The main objective of this doctoral thesis was twofold. The first part was to further explore the potential of Fourier transform infrared (FTIR) and visible-near infrared (VNIR) spectroscopy in paleolimnological studies as a) an alternative tool to conventional methods for quantifying biogenic silica (bSi) – a common proxy of paleoproductivity in lakes – in sediments and b) as a tool to infer past lake-water total organic carbon (TOC) levels from sediments. In a methodological study, I developed an independent application of FTIR spectroscopy and PLS modeling for determining bSi in sediments by using synthetic sediment mixtures with known bSi content. In contrast to previous models, this model is independent from conventional wet-chemical techniques, which had thus far been used as the calibration reference, and their inherent measurement uncertainties. The second part of the research was to apply these techniques as part of three multi-proxy studies aiming to a) improve our understanding of long-term element cycling in boreal and arctic landscapes in response to climatic and environmental changes, and b) to assess ongoing changes, particularly in lake-water TOC, on a centennial to millennial time scale.

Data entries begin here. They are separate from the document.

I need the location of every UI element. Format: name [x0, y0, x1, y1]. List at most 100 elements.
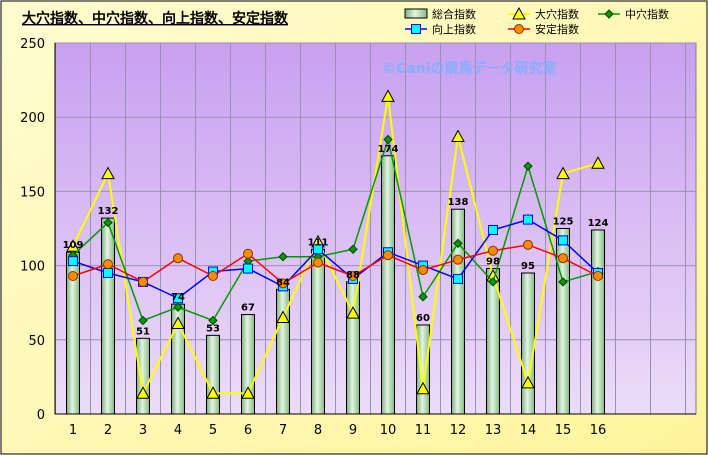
data-point — [138, 276, 148, 287]
legend-label: 向上指数 — [432, 22, 476, 36]
bar-data-label: 109 — [63, 240, 84, 251]
bar-data-label: 132 — [98, 206, 119, 217]
data-point — [68, 256, 78, 267]
legend-marker — [411, 24, 421, 34]
data-point — [348, 244, 358, 254]
bar — [136, 337, 150, 415]
legend-label: 総合指数 — [432, 7, 476, 21]
y-tick-label: 150 — [20, 185, 45, 200]
legend-marker — [512, 6, 526, 20]
x-tick-label: 2 — [104, 423, 112, 438]
x-tick-label: 6 — [244, 423, 252, 438]
data-point — [68, 270, 78, 281]
bar-data-label: 88 — [346, 270, 360, 281]
y-tick-label: 50 — [28, 334, 45, 349]
bar-data-label: 125 — [553, 217, 574, 228]
data-point — [523, 161, 533, 171]
x-tick-label: 13 — [485, 423, 502, 438]
bar-data-label: 138 — [448, 197, 469, 208]
x-tick-label: 7 — [279, 423, 287, 438]
x-tick-label: 9 — [349, 423, 357, 438]
data-point — [348, 270, 358, 281]
bar-data-label: 60 — [416, 313, 430, 324]
data-point — [136, 386, 150, 399]
data-point — [591, 156, 605, 169]
bar-data-label: 111 — [308, 237, 329, 248]
data-point — [103, 259, 113, 270]
data-point — [558, 253, 568, 264]
x-tick-label: 1 — [69, 423, 77, 438]
data-point — [276, 310, 290, 324]
x-tick-label: 14 — [520, 423, 537, 438]
data-point — [488, 277, 498, 287]
data-point — [453, 238, 463, 249]
legend-marker — [604, 9, 614, 19]
bar-data-label: 84 — [276, 277, 290, 288]
data-point — [173, 253, 183, 264]
data-point — [103, 268, 113, 279]
data-point — [346, 306, 360, 319]
data-point — [523, 239, 533, 250]
bar — [521, 272, 535, 415]
data-point — [418, 292, 428, 302]
data-point — [278, 278, 288, 289]
bar — [101, 217, 115, 415]
legend-marker — [514, 24, 524, 34]
data-point — [103, 217, 113, 228]
line-series-大穴指数 — [66, 89, 605, 399]
bar-data-label: 74 — [171, 292, 185, 303]
x-tick-label: 3 — [139, 423, 147, 438]
bar-data-label: 124 — [588, 218, 609, 229]
data-point — [558, 277, 568, 287]
x-tick-label: 5 — [209, 423, 217, 438]
plot-area — [54, 42, 697, 415]
data-point — [208, 315, 218, 326]
bar — [241, 314, 255, 415]
data-point — [278, 251, 288, 262]
x-tick-label: 4 — [174, 423, 182, 438]
bar-data-label: 67 — [241, 303, 255, 314]
bar-data-label: 51 — [136, 326, 150, 337]
line-series-安定指数 — [68, 239, 603, 289]
data-labels: 109 132 51 74 53 67 84 111 88 174 60 138 98 95 125 124 — [63, 144, 609, 338]
legend-label: 大穴指数 — [535, 7, 579, 21]
data-point — [138, 315, 148, 326]
x-tick-label: 16 — [590, 423, 607, 438]
data-point — [556, 166, 570, 180]
data-point — [558, 235, 568, 246]
data-point — [241, 386, 255, 399]
legend-item: 総合指数 — [404, 7, 476, 21]
x-tick-label: 10 — [380, 423, 397, 438]
data-point — [208, 270, 218, 281]
bar-data-label: 98 — [486, 257, 500, 268]
bar — [206, 334, 220, 415]
data-point — [523, 214, 533, 225]
x-tick-label: 11 — [415, 423, 432, 438]
x-tick-label: 12 — [450, 423, 467, 438]
data-point — [488, 224, 498, 235]
data-point — [313, 244, 323, 255]
data-point — [383, 250, 393, 261]
data-point — [451, 129, 465, 142]
data-point — [416, 381, 430, 395]
data-point — [418, 265, 428, 276]
data-point — [593, 270, 603, 281]
bar-data-label: 174 — [378, 144, 399, 155]
data-point — [381, 89, 395, 102]
data-point — [313, 257, 323, 268]
bar — [311, 248, 325, 415]
series-line — [72, 95, 599, 395]
line-series — [66, 89, 605, 399]
legend-item: 安定指数 — [508, 22, 579, 36]
data-point — [243, 248, 253, 259]
series-line — [72, 244, 599, 285]
legend-item: 向上指数 — [405, 22, 476, 36]
legend-swatch — [404, 8, 428, 19]
grid-lines — [55, 42, 696, 414]
data-point — [243, 263, 253, 274]
bar-data-label: 95 — [521, 261, 535, 272]
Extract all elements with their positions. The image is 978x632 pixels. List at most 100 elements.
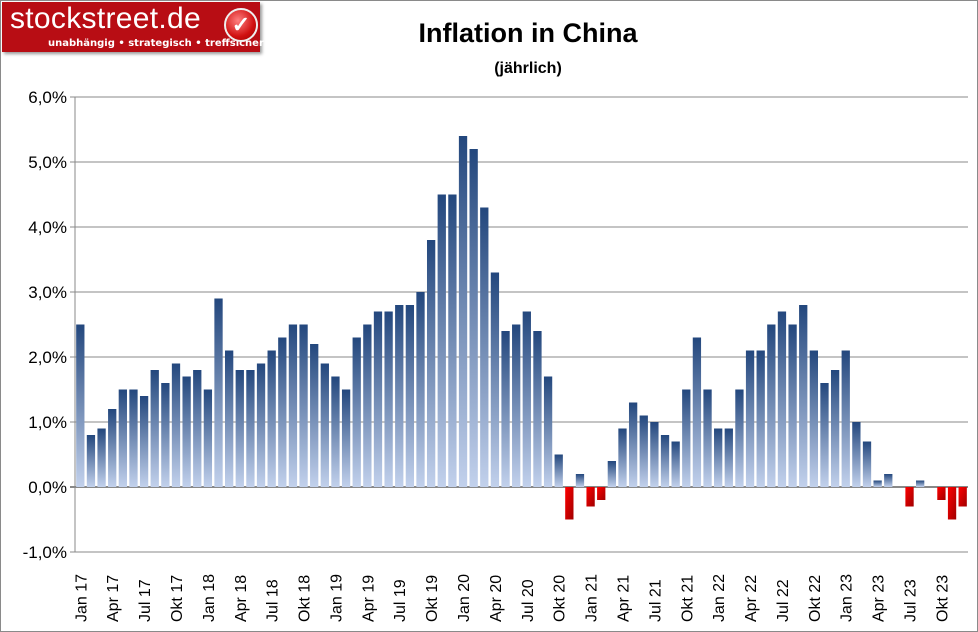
x-tick-label: Okt 20 xyxy=(552,575,569,622)
x-tick-label: Okt 18 xyxy=(297,575,314,622)
bar-Nov-20 xyxy=(565,487,574,520)
bar-Jul-20 xyxy=(522,311,531,487)
y-tick-label: 1,0% xyxy=(28,413,67,432)
x-tick-label: Jul 21 xyxy=(647,579,664,622)
bar-Nov-23 xyxy=(947,487,957,520)
bar-Dez-21 xyxy=(703,389,712,487)
bar-Apr-18 xyxy=(235,370,244,487)
bar-Sep-19 xyxy=(416,292,425,487)
bar-Feb-22 xyxy=(724,428,733,487)
x-tick-label: Jan 21 xyxy=(584,574,601,622)
x-tick-label: Apr 19 xyxy=(360,575,377,622)
logo-tagline: unabhängig • strategisch • treffsicher xyxy=(48,38,264,49)
bar-Jul-23 xyxy=(905,487,914,507)
bar-Okt-23 xyxy=(937,487,946,500)
x-tick-label: Jan 18 xyxy=(201,574,218,622)
bar-Sep-21 xyxy=(671,441,680,487)
y-tick-label: 6,0% xyxy=(28,88,67,107)
bar-Jul-18 xyxy=(267,350,276,487)
bar-Feb-19 xyxy=(341,389,351,487)
bar-Jun-17 xyxy=(129,389,138,487)
bar-Sep-22 xyxy=(799,305,808,487)
checkmark-icon: ✓ xyxy=(224,8,258,42)
bar-Sep-20 xyxy=(543,376,553,487)
x-tick-label: Okt 21 xyxy=(679,575,696,622)
bar-Feb-18 xyxy=(214,298,223,487)
bar-Jun-22 xyxy=(767,324,776,487)
logo: stockstreet.de unabhängig • strategisch … xyxy=(2,2,264,52)
bar-Feb-21 xyxy=(597,487,606,500)
bar-Jul-17 xyxy=(139,396,149,487)
x-tick-label: Jan 23 xyxy=(839,574,856,622)
bar-Aug-21 xyxy=(660,435,670,487)
bar-Aug-17 xyxy=(150,370,159,487)
x-tick-label: Apr 23 xyxy=(871,575,888,622)
bar-Jan-17 xyxy=(76,324,85,487)
bar-Jun-21 xyxy=(639,415,648,487)
y-tick-label: 3,0% xyxy=(28,283,67,302)
bar-Mär-17 xyxy=(97,428,106,487)
bar-Mär-23 xyxy=(862,441,872,487)
x-tick-label: Jul 22 xyxy=(775,579,792,622)
bar-Apr-20 xyxy=(490,272,500,487)
bar-Jan-19 xyxy=(331,376,340,487)
y-tick-label: -1,0% xyxy=(23,543,67,562)
x-tick-label: Okt 19 xyxy=(424,575,441,622)
bar-Apr-23 xyxy=(873,480,882,487)
bar-Nov-18 xyxy=(310,344,319,487)
y-tick-label: 2,0% xyxy=(28,348,67,367)
bar-Mär-18 xyxy=(225,350,234,487)
y-tick-label: 5,0% xyxy=(28,153,67,172)
logo-name: stockstreet.de xyxy=(10,2,201,35)
bar-Mai-23 xyxy=(884,474,893,487)
y-tick-label: 4,0% xyxy=(28,218,67,237)
x-tick-label: Jan 22 xyxy=(711,574,728,622)
bar-Nov-19 xyxy=(437,194,446,487)
bar-Dez-17 xyxy=(193,370,202,487)
x-tick-label: Jul 18 xyxy=(265,579,282,622)
bar-Okt-19 xyxy=(426,240,436,487)
bar-Jan-23 xyxy=(841,350,850,487)
bar-Aug-20 xyxy=(533,331,542,487)
bar-Jul-22 xyxy=(777,311,787,487)
bar-Jan-21 xyxy=(586,487,595,507)
bar-Apr-21 xyxy=(618,428,627,487)
bar-Feb-20 xyxy=(469,149,478,487)
bar-Mär-19 xyxy=(352,337,361,487)
x-tick-label: Okt 23 xyxy=(934,575,951,622)
chart-subtitle: (jährlich) xyxy=(494,60,562,77)
x-tick-label: Apr 20 xyxy=(488,575,505,622)
bar-Okt-20 xyxy=(554,454,563,487)
bar-Jun-18 xyxy=(256,363,266,487)
bar-Feb-17 xyxy=(86,435,96,487)
bar-Aug-23 xyxy=(916,480,925,487)
bar-Mai-19 xyxy=(373,311,383,487)
x-tick-label: Jul 17 xyxy=(137,579,154,622)
bar-Jul-21 xyxy=(650,422,659,487)
bar-Mai-18 xyxy=(246,370,255,487)
bar-Sep-18 xyxy=(288,324,298,487)
bar-Mai-22 xyxy=(756,350,765,487)
x-tick-label: Apr 22 xyxy=(743,575,760,622)
bar-Aug-22 xyxy=(788,324,797,487)
chart-title: Inflation in China xyxy=(418,18,638,48)
bar-Aug-18 xyxy=(278,337,287,487)
bar-Apr-19 xyxy=(363,324,372,487)
x-tick-label: Okt 22 xyxy=(807,575,824,622)
bar-Apr-17 xyxy=(108,409,117,487)
bar-Dez-20 xyxy=(575,474,585,487)
bar-Mai-21 xyxy=(628,402,638,487)
bar-Okt-17 xyxy=(171,363,181,487)
bar-Jan-20 xyxy=(458,136,468,487)
bar-Sep-17 xyxy=(161,383,170,487)
bar-Mär-21 xyxy=(607,461,617,487)
bar-Nov-22 xyxy=(820,383,829,487)
y-tick-label: 0,0% xyxy=(28,478,67,497)
bar-Jun-19 xyxy=(384,311,393,487)
x-tick-label: Jul 23 xyxy=(903,579,920,622)
x-tick-label: Jul 20 xyxy=(520,579,537,622)
x-tick-label: Apr 18 xyxy=(233,575,250,622)
bar-Dez-23 xyxy=(958,487,967,507)
x-tick-label: Jul 19 xyxy=(392,579,409,622)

In the first applied study, high-resolution FTIR measurements of the 318-m long sediment record of Lake El’gygytgyn provided a detailed insight into long-term climate variability in the Siberian Arctic over the past 3.6 million years. Highest bSi accumulation occurred during the warm middle Pliocene (3.6-3.3 Ma), followed by a gradual but variable decline, which reflects the first onset of glacial periods and then the finally full establishment of glacial–interglacial cycles during the Quaternary. The second applied study investigated the sediment record of Torneträsk in subarctic northern Sweden also in relation to climate change, but only over the recent post-glacial period (~10 ka). By comparing responses to past climatic and environmental forcings that were recorded in this large-lake system with those recorded in small lakes from its catchment, I determined the significance and magnitude of larger-scale changes across the study region. Three different types of response were identified over the Holocene: i) a gradual response to the early landscape development following deglaciation (~10000-5300 cal yr BP); ii) an abrupt but delayed response following climate cooling during the late Holocene, which occurred c. 1300 cal yr BP – about 1000-2000 years later than in smaller lakes from the area; and iii) an immediate response to the ongoing climate change during the past century. The rapid, recent response in a previously rather insensitive lake-ecosystem emphasizes the unprecedented scale of ongoing climate change in northern Fennoscandia. In the third applied study, VNIR-inferred lake-water TOC concentrations from lakes across central Sweden showed that the ongoing, observed increase in surface water TOC in this region was in fact preceded by a long-term decline beginning already AD 1450-1600. These dynamics coincided with early human land use activities in the form of widespread summer forest grazing and farming that ceased over the past century. The results of this study show the strong impact of past human activities on past as well as ongoing TOC levels in surface waters, which has thus far been underestimated. The research in this thesis demonstrates that infrared spectroscopic methods can be an essential component in high-resolution, multi-proxy studies of past environmental and climate changes.